I'm a tapestry-hibernate user and I'm experiencing an issue where my session remains closed once I exceed my Executors.newFixedThreadPool(1);
I have the following code which will work perfectly for the first thread while the remaining threads experience a closed session. If I increase the thread pool to 10, all the threads will run without issue. As soon as I exceed the fixedThreadPool, I get the session closed exception. I do not know how to open it since it's managed by tapestry-hibernate. If I use newCachedThreadPool, everything works perfectly. Does anybody know what might be happening here?
public void setupRender() {
ExecutorService executorService = Executors.newFixedThreadPool(1);
final ConcurrentHashMap<String, Computer> map = new ConcurrentHashMap<>();
final String key = "myKey";
final Date date = new Date();
List<Future> futures = new ArrayList<>();
for (int i = 0; i < 10; i++) {
final int thread = i;
Future future = executorService.submit(new Callable() {
#Override
public String call() {
try {
Computer computer = new Computer("Test Computer thread");
computer = getComputer(map, key, key, computer);
Monitor monitor = new Monitor();
monitor.setComputer(computer);
session.save(monitor);
session.flush();
System.out.println("thread " + thread);
try {
sessionManager.commit();
} catch (HibernateException ex) {
sessionManager.abort();
} finally {
session.close();
}
} catch (Exception ex) {
System.out.println("ex " + ex);
}
System.out.println( new Date().getTime() - date.getTime());
return "completed";
}
});
futures.add(future);
}
for(Future future : futures) {
try {
System.out.println(future.get());
} catch (InterruptedException | ExecutionException ex) {
Logger.getLogger(MultiThreadDemo.class.getName()).log(Level.SEVERE, null, ex);
}
}
}
public synchronized Computer getComputer(ConcurrentHashMap<String, Computer> map, String key, String thread, Computer computer) {
if (map.putIfAbsent(key, computer) == null) {
session.save(computer);
} else {
computer = map.get(key);
}
return computer;
}
I've told you this before.... you MUST either use ParallelExecutor OR call PerThreadManager.cleanup().
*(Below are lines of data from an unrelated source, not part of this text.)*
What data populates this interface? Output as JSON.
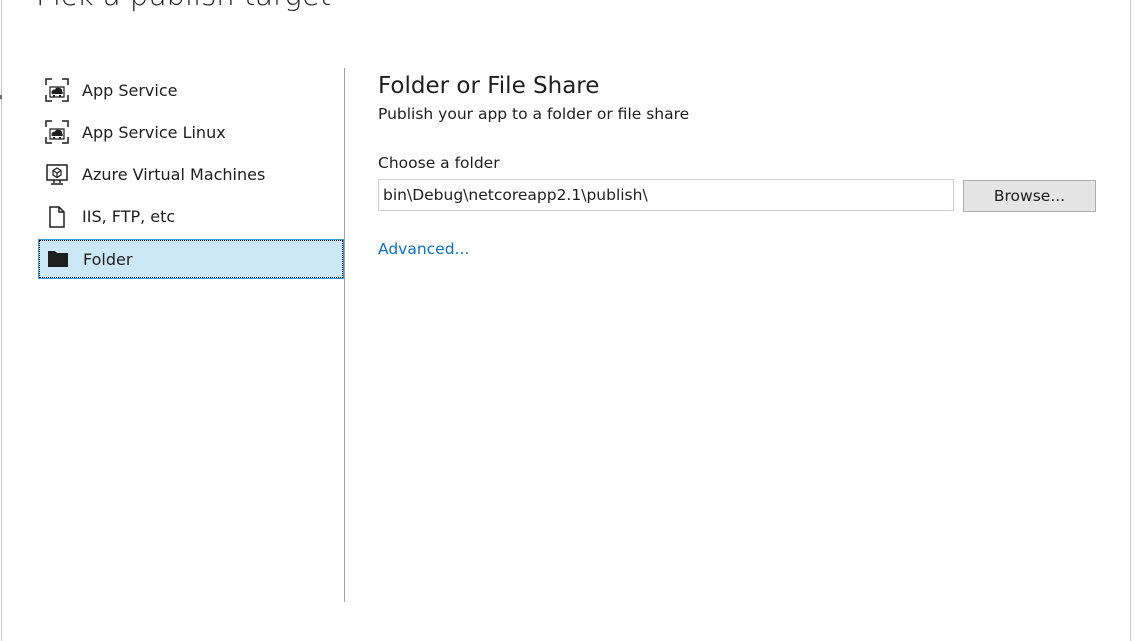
{
  "page": {
    "title": "Pick a publish target"
  },
  "targets": [
    {
      "label": "App Service",
      "icon": "app-service-icon",
      "selected": false
    },
    {
      "label": "App Service Linux",
      "icon": "app-service-linux-icon",
      "selected": false
    },
    {
      "label": "Azure Virtual Machines",
      "icon": "virtual-machine-icon",
      "selected": false
    },
    {
      "label": "IIS, FTP, etc",
      "icon": "document-icon",
      "selected": false
    },
    {
      "label": "Folder",
      "icon": "folder-icon",
      "selected": true
    }
  ],
  "detail": {
    "title": "Folder or File Share",
    "subtitle": "Publish your app to a folder or file share",
    "folder_label": "Choose a folder",
    "folder_value": "bin\\Debug\\netcoreapp2.1\\publish\\",
    "browse_label": "Browse...",
    "advanced_label": "Advanced..."
  },
  "colors": {
    "selection_background": "#cce8f6",
    "selection_border": "#3399dd",
    "link": "#0e70c0",
    "button_background": "#e5e5e5"
  }
}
You need to understand that tapestry-hibernate has PerThread scoped services that MUST be cleaned up if you are using them outside of a normal request/response (or ParallelExecutor).
I also don't think you should be calling session.close(). You should mimmic CommitAfterWorker.
It would probably look something like:
#Inject PerThreadManager perThreadManager;
#Inject HibernateSessionManager sessionManager; // this is a proxy to a per-thread value
#Inject Session session; // this is a proxy to a per-thread value
public void someMethod() {
ExecutorService executorService = ...;
executorService.submit(new Callable() {
public String call() {
try {
Monitor monitor = ...
session.save(monitor);
session.flush(); // optional
sessionManager.commit();
} catch (Exception ex) {
sessionManager.abort();
} finally {
// this allows Session and HibernateSessionManager to
// clean up after themselves
perThreadManager.cleanup();
}
return ...
}
});
}
If you choose to use the ParallelExecutor (and Invokable) instead of Executors.newFixedThreadPool(1) you can remove the references to PerThreadManager since it automatically cleans up the thread.